New rules came into play on 1 December 2020 which allow HMRC to leapfrog other creditors in the order of priority of payment that applies when a business goes bust. This broadly returns the position to the situation before the preferential status of these claims were abolished in 2003 to promote enterprise.
The theory behind the changes, and presumably their earlier existence, is that businesses collect certain taxes and periodically pay them over to HMRC. When businesses struggle these funds are often withheld and used for other purposes, such as bolstering cashflow including paying off other creditors. HMRC therefore feel that priority should be given to replenishing their funds upon insolvency, particularly as such funds may still be held.
So the new rules mean that insolvencies starting from 1 December 2020 HMRC will enjoy secondary preferential status for the repayment of many taxes ranking only behind certain secured creditors, insolvency costs and existing preferential claims (comprising wages and holiday pay due to employees). Those taxes are:
– Employee’s (but not employer’s) NIC
– Student loan repayments
– CIS deductions
Preferential claims for those taxes are not time limited as they were last time round and so can stretch back over a considerable period. This will be particularly relevant following the pandemic, during which the payment of many taxes has been deferred.
These provisions do not, however, apply to corporation tax or employer’s NIC since these are not taxes on others collected on behalf of HMRC but are taxes directly on the business itself.
Business owners might say well does this really matter. Well the answer is yes as it does have real implications both before and after business insolvency occurs and even if it never does.
Firstly, since many lenders to a business rely on their floating charge over a company’s assets to obtain repayment should things go wrong, returns in this respect will be diluted as this now ranks behind the aforementioned taxes due to HMRC rather than before as previously. This will make lenders less likely to provide business finance and, where they do, this may be at a higher cost and personal guarantees are more likely to be required (more on which follows).
Secondly, should businesses get into trouble and wish to avail themselves of a rescue procedure such as a company voluntary arrangement (CVA), this could be much harder to get off the ground as funds coming into the arrangement will need to repay the aforementioned claims from HMRC first before money becomes available to ordinary creditors. Returns to those ordinary creditors are therefore likely to diminish, if they exist at all, making the approval of a CVA at best harder to achieve or at worst impossible, so forcing the businesses into more terminal insolvency procedures.
Thirdly, theory has it that if HMRC know they stand a better chance of making a recovery upon formal insolvency, they are more likely to be willing to force a business down that route than look at survival strategies. The counter to this, though, is that HMRC may be more willing to enter into time to pay agreements if they know they have more chance of making a recovery if things go wrong.
Fourthly, should you be unfortunate enough to have a business failure, it is quite possible that as a director you may have personally guaranteed the finance providers.

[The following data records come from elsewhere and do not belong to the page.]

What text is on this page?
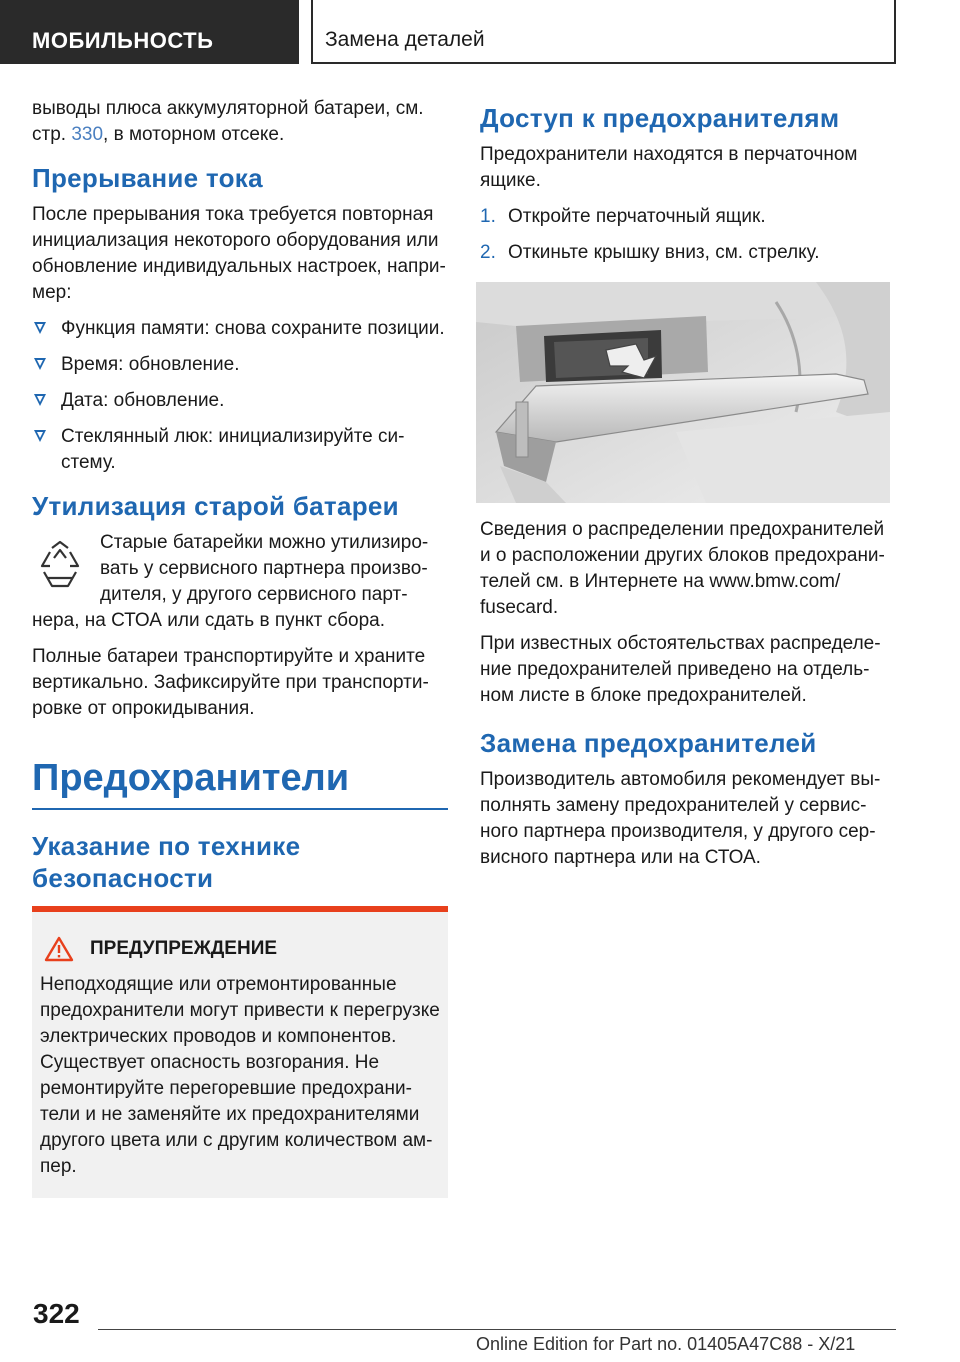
МОБИЛЬНОСТЬ	Замена деталей

выводы плюса аккумуляторной батареи, см. стр. 330, в моторном отсеке.

Прерывание тока

После прерывания тока требуется повторная инициализация некоторого оборудования или обновление индивидуальных настроек, например:

Функция памяти: снова сохраните позиции.
Время: обновление.
Дата: обновление.
Стеклянный люк: инициализируйте систему.
Утилизация старой батареи

Старые батарейки можно утилизировать у сервисного партнера производителя, у другого сервисного партнера, на СТОА или сдать в пункт сбора.

Полные батареи транспортируйте и храните вертикально. Зафиксируйте при транспортировке от опрокидывания.

Предохранители
Указание по технике безопасности
ПРЕДУПРЕЖДЕНИЕ

Неподходящие или отремонтированные предохранители могут привести к перегрузке электрических проводов и компонентов. Существует опасность возгорания. Не ремонтируйте перегоревшие предохранители и не заменяйте их предохранителями другого цвета или с другим количеством ампер.

Доступ к предохранителям

Предохранители находятся в перчаточном ящике.

1. Откройте перчаточный ящик.
2. Откиньте крышку вниз, см. стрелку.

Сведения о распределении предохранителей и о расположении других блоков предохранителей см. в Интернете на www.bmw.com/ fusecard.

При известных обстоятельствах распределение предохранителей приведено на отдельном листе в блоке предохранителей.

Замена предохранителей

Производитель автомобиля рекомендует выполнять замену предохранителей у сервисного партнера производителя, у другого сервисного партнера или на СТОА.

322
Online Edition for Part no. 01405A47C88 - X/21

If they will now make a lower recovery under their security as mentioned above, your personal exposure is likely to correspondingly increase under any such guarantees.
Finally, if you have lent money to your failed business as is commonly the case, many of HMRC’s claims will now rank ahead of yours in the insolvency procedure, so diluting or eliminating any return you might have been anticipating.
In summary, these changes are quite likely to negatively impact many businesses and their owners and stifle enterprise at a time when perhaps it is particularly important for this to be encouraged.